How does passkey authentication work?
Indeed, learning such data makes clear that passkeys are safer and faster than traditional authentication methods that all Internet users are used to, representing a challenging point for the development of new technologies, especially concerning younger generations. But a big question remains: how does passkey authentication work?
As briefly mentioned and explained earlier in this article, passkey authentication works as a combination of two pair of keys. The authenticator system generates these keys during the registration of the account on a digital platform or their enabling on that platform: one key is public and directly related to the website or app, whereas the other key is private and stored on user’s devices.
The authenticator system communicates with devices only by exchanging these keys, which occurs automatically: when a user tries to log in, the server sends a communication to the authenticator with the public key asking for data to prove the user identity, a task that will be achieved by the private key before sending a response back to the system – basically a “signing process” to quickly and safely authenticate identity.
The main authentication tools used to enable passkey authentication are:
- biometrical methods like fingerprint ID and facial ID;
- specific unique codes like PINs (Personal Identification Number).
User authentication: what’s the difference between passwords and passkeys?
Definitely, passkeys are more secure than traditional passwords and this is a fact. But why? And what’s the difference between these methods?
Starting from the last question, password-based authentication systems entails that the user must firstly remember the right combination of username and password before actually entering it in specific forms on a website or application: this a process which may be very risky, for example considering the existence of so many fake websites created on purpose for stealing personal data by using phishing.
Instead, passkeys don’t require users to operate actions as the authenticator system and the user’s device communicate each other automatically on a safe cryptographed connection which works only between that digital platform and its registered users. Indeed, this represents a great way to improve digital onboarding processes for companies.
Thus, to sum up, the main factors making passkeys safer than passwords are:
- passkeys can’t be guessed or reused on other platforms;
- passkeys are phishing-resistant, as they are unique to the app or website they’re created for and cyber criminals can’t trick users to use them on a fraudulent site;
- passkeys are only stored on user’s device, this means that cybercriminals can’t steal them by hacking into the provider’s server or databases but physically need to access to their potential victim’s devices.

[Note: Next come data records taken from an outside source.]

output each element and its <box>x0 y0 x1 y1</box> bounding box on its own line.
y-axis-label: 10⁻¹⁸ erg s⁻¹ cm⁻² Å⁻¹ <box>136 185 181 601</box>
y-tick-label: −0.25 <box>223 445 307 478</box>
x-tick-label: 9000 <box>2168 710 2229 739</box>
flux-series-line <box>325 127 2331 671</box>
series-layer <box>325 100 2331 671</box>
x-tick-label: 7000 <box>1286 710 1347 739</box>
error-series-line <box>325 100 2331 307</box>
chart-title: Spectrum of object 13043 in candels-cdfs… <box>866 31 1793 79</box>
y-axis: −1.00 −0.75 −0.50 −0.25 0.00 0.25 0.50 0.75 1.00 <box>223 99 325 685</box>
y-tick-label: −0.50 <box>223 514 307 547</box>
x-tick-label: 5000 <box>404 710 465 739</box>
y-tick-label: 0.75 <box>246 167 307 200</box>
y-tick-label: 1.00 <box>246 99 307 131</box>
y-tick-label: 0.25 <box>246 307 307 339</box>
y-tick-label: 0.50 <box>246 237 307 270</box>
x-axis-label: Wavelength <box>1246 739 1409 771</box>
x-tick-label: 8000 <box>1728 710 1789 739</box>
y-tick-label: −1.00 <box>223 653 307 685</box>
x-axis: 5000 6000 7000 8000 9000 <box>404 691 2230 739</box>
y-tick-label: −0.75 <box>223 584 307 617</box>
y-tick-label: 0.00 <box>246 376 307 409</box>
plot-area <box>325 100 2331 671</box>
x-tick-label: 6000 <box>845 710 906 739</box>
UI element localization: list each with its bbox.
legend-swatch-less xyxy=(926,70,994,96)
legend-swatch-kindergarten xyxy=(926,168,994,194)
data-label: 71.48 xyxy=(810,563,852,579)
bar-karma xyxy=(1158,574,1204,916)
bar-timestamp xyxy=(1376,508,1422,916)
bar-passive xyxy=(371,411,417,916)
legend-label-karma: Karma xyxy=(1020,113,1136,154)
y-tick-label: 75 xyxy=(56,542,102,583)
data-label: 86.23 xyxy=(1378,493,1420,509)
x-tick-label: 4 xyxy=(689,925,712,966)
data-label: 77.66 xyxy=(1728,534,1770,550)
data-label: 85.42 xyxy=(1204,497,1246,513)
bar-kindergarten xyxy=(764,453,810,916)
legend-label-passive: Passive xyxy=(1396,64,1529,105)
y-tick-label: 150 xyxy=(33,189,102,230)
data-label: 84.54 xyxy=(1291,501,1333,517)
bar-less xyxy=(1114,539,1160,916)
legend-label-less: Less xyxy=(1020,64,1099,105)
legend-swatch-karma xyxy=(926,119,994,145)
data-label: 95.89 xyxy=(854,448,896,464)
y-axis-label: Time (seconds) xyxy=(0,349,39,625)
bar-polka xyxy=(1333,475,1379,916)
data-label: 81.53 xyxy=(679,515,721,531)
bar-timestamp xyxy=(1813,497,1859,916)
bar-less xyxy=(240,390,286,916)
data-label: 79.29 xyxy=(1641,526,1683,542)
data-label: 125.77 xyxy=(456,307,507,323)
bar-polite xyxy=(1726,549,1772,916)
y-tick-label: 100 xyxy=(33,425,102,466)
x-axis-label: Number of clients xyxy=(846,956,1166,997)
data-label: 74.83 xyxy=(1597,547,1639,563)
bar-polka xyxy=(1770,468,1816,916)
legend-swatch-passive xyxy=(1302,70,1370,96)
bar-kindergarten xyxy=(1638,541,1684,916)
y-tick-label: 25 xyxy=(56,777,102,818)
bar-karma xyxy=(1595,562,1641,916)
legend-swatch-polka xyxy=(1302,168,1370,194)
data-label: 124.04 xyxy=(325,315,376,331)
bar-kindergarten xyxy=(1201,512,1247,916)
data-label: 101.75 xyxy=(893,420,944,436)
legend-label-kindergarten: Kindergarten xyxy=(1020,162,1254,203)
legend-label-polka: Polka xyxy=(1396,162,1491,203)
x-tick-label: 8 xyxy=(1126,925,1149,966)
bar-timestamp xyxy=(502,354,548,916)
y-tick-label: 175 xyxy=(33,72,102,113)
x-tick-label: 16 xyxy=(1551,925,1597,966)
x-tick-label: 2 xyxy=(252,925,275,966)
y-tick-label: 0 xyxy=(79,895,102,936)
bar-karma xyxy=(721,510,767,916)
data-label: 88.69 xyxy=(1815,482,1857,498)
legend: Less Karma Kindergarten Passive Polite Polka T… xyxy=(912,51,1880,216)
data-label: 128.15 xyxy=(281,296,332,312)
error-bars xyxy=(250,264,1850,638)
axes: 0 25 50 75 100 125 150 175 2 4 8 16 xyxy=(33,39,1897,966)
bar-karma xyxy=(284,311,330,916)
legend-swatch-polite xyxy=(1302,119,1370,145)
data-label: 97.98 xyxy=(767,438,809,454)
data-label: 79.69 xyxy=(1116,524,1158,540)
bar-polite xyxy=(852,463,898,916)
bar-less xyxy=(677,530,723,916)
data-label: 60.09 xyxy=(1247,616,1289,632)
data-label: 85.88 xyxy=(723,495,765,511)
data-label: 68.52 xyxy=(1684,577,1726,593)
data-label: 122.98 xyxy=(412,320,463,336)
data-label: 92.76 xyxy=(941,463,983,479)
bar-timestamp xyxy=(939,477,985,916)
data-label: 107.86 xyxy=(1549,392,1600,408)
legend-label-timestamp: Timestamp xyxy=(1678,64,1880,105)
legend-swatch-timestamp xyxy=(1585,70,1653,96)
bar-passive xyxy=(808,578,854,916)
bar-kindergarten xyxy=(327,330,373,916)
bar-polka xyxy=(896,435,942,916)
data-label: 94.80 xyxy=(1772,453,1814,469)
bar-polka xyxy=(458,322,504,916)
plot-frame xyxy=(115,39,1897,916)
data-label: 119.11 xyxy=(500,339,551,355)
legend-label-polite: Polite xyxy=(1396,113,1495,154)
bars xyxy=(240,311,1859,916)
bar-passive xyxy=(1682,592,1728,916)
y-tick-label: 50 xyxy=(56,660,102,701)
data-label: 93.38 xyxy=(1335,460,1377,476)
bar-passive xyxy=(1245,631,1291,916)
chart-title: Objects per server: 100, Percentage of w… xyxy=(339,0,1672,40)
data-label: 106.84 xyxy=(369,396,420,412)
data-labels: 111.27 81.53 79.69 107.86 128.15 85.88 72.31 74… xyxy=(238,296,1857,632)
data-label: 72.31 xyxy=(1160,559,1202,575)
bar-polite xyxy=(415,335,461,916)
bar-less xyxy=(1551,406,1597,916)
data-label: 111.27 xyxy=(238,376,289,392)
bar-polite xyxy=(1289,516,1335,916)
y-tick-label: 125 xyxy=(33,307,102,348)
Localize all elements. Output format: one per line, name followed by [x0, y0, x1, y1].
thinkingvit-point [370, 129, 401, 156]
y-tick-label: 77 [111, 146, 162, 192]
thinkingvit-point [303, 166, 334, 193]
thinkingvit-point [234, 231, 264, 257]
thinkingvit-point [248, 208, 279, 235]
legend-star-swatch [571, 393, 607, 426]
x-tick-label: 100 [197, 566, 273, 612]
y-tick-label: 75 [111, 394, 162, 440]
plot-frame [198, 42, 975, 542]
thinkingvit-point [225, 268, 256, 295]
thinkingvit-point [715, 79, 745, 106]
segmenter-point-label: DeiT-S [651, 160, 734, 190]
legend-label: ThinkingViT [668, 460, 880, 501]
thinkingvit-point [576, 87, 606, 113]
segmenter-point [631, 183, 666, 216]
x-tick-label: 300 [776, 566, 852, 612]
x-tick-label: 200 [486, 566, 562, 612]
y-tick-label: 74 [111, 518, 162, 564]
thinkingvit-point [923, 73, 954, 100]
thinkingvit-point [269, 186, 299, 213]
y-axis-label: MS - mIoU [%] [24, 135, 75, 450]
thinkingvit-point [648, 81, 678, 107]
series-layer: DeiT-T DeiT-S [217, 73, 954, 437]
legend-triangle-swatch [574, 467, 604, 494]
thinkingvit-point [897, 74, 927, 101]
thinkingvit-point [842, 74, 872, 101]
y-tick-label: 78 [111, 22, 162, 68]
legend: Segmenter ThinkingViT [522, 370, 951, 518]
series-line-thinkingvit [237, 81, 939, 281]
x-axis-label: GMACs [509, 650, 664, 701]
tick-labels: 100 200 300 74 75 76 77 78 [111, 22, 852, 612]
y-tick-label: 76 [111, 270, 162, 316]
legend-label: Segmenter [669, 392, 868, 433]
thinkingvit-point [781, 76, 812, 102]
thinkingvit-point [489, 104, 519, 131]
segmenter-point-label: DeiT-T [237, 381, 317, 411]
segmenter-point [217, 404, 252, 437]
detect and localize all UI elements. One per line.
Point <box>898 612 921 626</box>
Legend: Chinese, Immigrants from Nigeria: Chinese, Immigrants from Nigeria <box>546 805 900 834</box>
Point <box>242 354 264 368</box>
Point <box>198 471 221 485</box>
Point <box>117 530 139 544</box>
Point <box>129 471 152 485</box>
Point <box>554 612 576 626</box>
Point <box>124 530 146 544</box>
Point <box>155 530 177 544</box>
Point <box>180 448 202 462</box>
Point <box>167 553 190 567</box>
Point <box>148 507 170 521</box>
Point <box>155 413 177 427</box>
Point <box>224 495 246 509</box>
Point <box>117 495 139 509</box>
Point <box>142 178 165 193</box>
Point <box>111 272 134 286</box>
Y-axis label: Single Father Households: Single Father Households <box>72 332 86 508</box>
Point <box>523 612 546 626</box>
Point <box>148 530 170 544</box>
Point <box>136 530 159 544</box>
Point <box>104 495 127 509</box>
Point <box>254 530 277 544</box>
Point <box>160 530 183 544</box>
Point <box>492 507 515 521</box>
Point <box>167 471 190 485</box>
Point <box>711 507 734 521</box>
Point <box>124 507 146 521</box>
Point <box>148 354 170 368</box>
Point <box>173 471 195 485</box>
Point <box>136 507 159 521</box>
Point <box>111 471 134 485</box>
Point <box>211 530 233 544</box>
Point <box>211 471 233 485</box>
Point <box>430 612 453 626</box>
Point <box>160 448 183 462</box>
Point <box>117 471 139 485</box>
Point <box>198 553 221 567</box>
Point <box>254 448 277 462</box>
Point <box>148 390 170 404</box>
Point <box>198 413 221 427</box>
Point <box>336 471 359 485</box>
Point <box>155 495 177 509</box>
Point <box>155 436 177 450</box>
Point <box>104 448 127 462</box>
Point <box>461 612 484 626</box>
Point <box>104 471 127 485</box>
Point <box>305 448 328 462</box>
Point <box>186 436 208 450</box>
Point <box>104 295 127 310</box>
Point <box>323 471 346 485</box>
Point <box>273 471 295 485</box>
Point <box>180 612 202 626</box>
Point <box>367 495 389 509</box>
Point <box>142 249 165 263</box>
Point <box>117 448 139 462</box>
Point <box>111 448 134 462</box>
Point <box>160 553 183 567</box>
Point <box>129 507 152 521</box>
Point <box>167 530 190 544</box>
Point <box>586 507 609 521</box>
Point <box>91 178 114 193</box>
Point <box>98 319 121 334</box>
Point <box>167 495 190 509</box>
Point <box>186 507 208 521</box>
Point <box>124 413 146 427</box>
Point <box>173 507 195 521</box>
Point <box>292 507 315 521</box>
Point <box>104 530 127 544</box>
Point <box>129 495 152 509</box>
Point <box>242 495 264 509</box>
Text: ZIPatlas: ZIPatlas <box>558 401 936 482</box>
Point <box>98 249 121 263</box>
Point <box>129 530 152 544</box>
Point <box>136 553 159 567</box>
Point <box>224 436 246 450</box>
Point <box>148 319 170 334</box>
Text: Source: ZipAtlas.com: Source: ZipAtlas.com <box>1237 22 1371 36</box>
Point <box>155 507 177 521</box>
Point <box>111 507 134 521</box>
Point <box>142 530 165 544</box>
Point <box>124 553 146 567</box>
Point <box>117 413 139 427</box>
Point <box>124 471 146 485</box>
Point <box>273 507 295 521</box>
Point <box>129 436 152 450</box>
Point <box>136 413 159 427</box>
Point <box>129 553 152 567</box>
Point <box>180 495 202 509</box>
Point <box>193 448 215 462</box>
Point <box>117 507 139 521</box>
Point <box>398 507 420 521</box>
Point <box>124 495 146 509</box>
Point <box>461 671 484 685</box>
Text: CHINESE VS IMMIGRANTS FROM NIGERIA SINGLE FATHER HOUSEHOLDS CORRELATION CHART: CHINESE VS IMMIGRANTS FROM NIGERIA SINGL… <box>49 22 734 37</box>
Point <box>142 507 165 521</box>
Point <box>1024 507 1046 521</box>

What is the main disadvantage of passkey authentication?
Even if passkey authentication seems to be an extremely and positively disruptive technology for what concerns digital users authentication, the last factor in the previous bulleted list refers to the only main disadvantage about this authentication method: the potential risk that a personal device storing user’s passkeys may be lost or stolen, giving cyber-criminals a chance to break through private data and information.
Luckily, the concrete odds of this happening are much lower than the risks occurring with criminal hacking activities online everyday. Nevertheless, it appears that very soon passkey authentication is going to be replacing traditional passwords at all, but until that day it’s very recommended to be serious and cautious while surfing the Internet and make sure to activate high levels of security like multi-factor authentication.